Afrika’da Kentleşme
• Nasıl ifade edilirse edilsin, Afrika, kıtalar içerisinde en az
kentleşmiş olandır ancak bu kıtadaki kentlerin büyüme hızı oldukça fazladır ve kentlerin hiyerarşisi hızla gelişmeye devam etmektedir.
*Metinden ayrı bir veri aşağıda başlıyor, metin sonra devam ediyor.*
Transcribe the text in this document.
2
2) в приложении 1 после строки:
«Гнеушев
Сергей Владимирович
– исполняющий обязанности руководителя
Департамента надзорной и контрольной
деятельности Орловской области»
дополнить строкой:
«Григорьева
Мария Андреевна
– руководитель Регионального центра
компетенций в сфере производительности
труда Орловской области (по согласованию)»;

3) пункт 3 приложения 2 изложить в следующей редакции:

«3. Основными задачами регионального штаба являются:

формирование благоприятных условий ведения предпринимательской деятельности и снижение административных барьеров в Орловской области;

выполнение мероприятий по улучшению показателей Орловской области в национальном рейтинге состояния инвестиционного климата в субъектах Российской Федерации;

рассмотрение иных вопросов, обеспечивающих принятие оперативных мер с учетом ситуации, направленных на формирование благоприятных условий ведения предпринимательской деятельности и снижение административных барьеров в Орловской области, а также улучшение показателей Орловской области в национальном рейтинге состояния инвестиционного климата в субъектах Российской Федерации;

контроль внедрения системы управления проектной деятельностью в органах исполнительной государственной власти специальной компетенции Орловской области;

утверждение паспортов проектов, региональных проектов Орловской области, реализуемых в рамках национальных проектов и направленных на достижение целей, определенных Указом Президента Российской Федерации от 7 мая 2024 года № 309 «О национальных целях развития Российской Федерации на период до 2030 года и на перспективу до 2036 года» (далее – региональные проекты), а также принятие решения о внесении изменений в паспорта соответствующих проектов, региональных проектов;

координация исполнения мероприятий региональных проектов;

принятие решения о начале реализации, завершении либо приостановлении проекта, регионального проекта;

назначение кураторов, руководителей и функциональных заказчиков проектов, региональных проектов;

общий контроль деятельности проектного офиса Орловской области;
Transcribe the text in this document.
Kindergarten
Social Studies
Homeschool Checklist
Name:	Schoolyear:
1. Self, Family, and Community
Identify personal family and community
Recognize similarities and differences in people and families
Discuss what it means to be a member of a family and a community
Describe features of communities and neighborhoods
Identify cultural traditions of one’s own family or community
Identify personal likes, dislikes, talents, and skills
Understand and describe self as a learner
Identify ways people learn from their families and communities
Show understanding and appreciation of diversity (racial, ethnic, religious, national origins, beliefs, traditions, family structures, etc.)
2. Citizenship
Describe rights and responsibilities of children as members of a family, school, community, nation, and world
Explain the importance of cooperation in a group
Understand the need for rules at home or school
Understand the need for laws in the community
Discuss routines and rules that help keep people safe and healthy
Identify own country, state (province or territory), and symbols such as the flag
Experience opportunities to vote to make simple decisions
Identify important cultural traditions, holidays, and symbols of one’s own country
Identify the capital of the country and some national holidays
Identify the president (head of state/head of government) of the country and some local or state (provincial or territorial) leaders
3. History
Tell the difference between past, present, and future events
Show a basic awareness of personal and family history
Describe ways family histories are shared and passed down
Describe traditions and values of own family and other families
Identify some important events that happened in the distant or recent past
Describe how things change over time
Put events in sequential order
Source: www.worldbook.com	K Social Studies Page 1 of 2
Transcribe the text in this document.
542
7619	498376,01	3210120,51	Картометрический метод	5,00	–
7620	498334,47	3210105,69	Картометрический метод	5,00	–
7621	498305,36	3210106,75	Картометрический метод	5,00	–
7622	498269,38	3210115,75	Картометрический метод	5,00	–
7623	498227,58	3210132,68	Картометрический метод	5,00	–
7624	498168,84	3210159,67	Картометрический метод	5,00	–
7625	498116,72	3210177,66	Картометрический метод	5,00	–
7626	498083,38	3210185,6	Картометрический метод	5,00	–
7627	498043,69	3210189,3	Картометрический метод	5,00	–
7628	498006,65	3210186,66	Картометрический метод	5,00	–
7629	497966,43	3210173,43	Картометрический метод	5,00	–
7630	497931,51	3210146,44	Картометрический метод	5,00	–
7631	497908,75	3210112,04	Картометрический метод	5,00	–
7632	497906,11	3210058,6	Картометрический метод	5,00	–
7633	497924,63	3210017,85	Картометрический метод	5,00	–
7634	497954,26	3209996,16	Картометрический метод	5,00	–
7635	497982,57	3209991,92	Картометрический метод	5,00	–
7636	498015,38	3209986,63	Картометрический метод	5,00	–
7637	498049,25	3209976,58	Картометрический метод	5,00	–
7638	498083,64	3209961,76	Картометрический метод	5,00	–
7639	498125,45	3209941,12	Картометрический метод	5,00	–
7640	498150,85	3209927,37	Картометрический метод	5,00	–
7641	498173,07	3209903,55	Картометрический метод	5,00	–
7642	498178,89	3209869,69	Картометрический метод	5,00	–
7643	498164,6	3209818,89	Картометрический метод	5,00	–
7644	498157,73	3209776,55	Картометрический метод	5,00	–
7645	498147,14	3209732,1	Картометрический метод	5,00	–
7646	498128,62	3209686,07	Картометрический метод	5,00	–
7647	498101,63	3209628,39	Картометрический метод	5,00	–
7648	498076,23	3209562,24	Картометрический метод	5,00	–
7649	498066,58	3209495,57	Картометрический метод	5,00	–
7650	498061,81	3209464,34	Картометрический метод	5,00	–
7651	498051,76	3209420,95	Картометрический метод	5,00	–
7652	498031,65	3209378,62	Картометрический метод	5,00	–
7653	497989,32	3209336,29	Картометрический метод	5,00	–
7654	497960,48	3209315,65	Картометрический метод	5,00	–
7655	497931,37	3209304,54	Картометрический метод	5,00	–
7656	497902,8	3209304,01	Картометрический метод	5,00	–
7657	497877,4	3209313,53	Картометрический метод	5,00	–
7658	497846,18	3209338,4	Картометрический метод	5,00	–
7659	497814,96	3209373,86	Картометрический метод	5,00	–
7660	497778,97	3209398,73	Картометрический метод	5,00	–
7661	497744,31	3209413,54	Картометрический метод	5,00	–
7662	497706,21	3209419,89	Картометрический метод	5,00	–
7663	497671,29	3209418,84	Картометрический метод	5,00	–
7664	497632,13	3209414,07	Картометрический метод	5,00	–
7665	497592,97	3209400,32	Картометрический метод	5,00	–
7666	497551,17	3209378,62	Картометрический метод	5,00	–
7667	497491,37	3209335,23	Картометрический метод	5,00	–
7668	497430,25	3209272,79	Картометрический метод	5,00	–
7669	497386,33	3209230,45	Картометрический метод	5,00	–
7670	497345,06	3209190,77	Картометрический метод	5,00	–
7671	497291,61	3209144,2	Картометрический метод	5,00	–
• Afrikalıların yaşamında kent, önemli bir yere sahipken,
Afrika kentlerin ya da kasabaların değil, köylerin ve diğer kırsal yerleşme tiplerinin yaygınlığı ile karakterize olan bir kıtadır. Birleşmiş Milletlerin kayıtlarına ve yaptığı çalışmalara göre 2003’te Afrika nüfusunun yaklaşık
%40’ı kentlerde yaşamaktadır. Bu oran 1975’te %25, 1960’ta %19 ve 1950’de sadece %15 idi. Bu oranın
2030 yılına gelindiğinde ise % 50 olarak gerçekleşmesi beklenmektedir.
Afrika’da Kentleşme
Güney Afrika, kıtanın en gelişmiş kentsel hiyerarşisine sahip ülke konumundadır fakat nüfusunun sadece %55’i kasabalar ile kentlerde yaşamaktadır. Her bir devletin birbirinden farklı kendi kentsel kümelenme alanlarının olduğu Kuzey Afrika’da kentsel nüfus oranları Mısır’da %43’ten Libya’da %86’ya kadar
çıkmaktadır. Nijerya başta olmak üzere, Batı Afrika’da da pek çok büyükşehir varken yine de baskın ve
ağırlıklı olan nüfus kesimi kırsal olandır (pek çok ülkelerin nüfuslarının üçte birini kentsel olarak kabul ettiği
yerlerde).
Afrika’da Kentleşme
• Afrika’da kentleşme düzeyi en yüksek ülkeler kıyılarda
yer alan Gana (%37), Senegal (%43), Liberya (%45)
iken kentleşme düzeyi düşük olan Burkina Faso (%15), Nijer (%17) ve Çad (%21) iç bölgelerdedir. Bunlardan başka bu oran Etiyopya ve Uganda’da %15; Kongo Demokratik Cumhuriyeti’nde ise %20’dir. Ancak Afrika’da kentleşme düzeyinin en düşük olduğu ülkeler
Rwanda (%5) ve Burundi (%8)’dir. Afrika’da 1976 ve 2002 yılları arasında kentleşmede meydana gelen değişimleri sunmaktadır.
Afrika’da Kentleşme
1950’den 1995’e kadar Afrika’nın kent nüfusu yılda %5 kadar büyümüştür fakat 1995’ten itibaren
yavaşlamıştır. Birleşmiş Milletler Afrika kent nüfusunun yıllık ortalama artış hızını 2030’a gelindiğinde %3 olarak tahmin etmektedir. Doğal artış hızı, ölümlerin (özellikle de bebek ve çocuk ölümlerinin) kentlerde yaşayanlar tarafından daha fazla kontrol altında tutulması
nedeniyle buralarda kırsal bölgelere göre daha yüksek olması ile sonuçlanmaktadır. Üstüne üstlük pek çok
kent bu denli nüfus artış hızını kentsel alanlara yönelik olarak gerçekleşen iç göçlere borçludur.